The group compared boys with autism to those with specific language impairment, a disorder in which children appear healthy but have a variety of linguistic deficits, such as not understanding complex words and sentences, or difficulties reading.

The vermis, a worm-like strip of cells separating two halves of the cerebellum, is smaller in children with language impairments, including boys with autism, than in either healthy controls or in children with autism who have normal language abilities, the group found.

Regardless of a child’s diagnosis, the study showed that the smaller the vermis, the greater the deficits in language performance. Because previous results suggested that vermis size varies widely across children with autism9 — partly because of differences in their intelligence — it may be that the size of the brain area predicts language and intelligence capabilities more so than does the disorder itself, Tager-Flusberg says.

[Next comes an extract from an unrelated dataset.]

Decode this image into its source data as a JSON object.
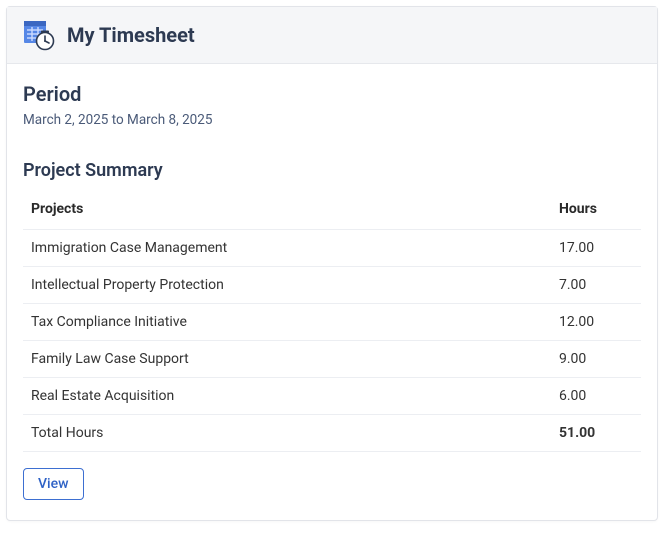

To better synthesize all of these findings, researchers will need to conduct studies in younger children, and in children with other language disorders, notes Anne Foundas, professor of neurology at Louisiana State University.

For example, she and her colleagues plan to use similar imaging methods to compare children with autism with those who have developmental stuttering to see how brain differences relate to language abilities.

Linking the results to genetic findings in autism is another important next step.

Tager-Flusberg’s group is planning to connect brain structure differences to variations in the CNTNAP2 gene, which several studies have linked to language impairments in autism.

“I’d love to be able to link it to gene findings,” Tager-Flusberg says. “But we simply don’t have those data yet.”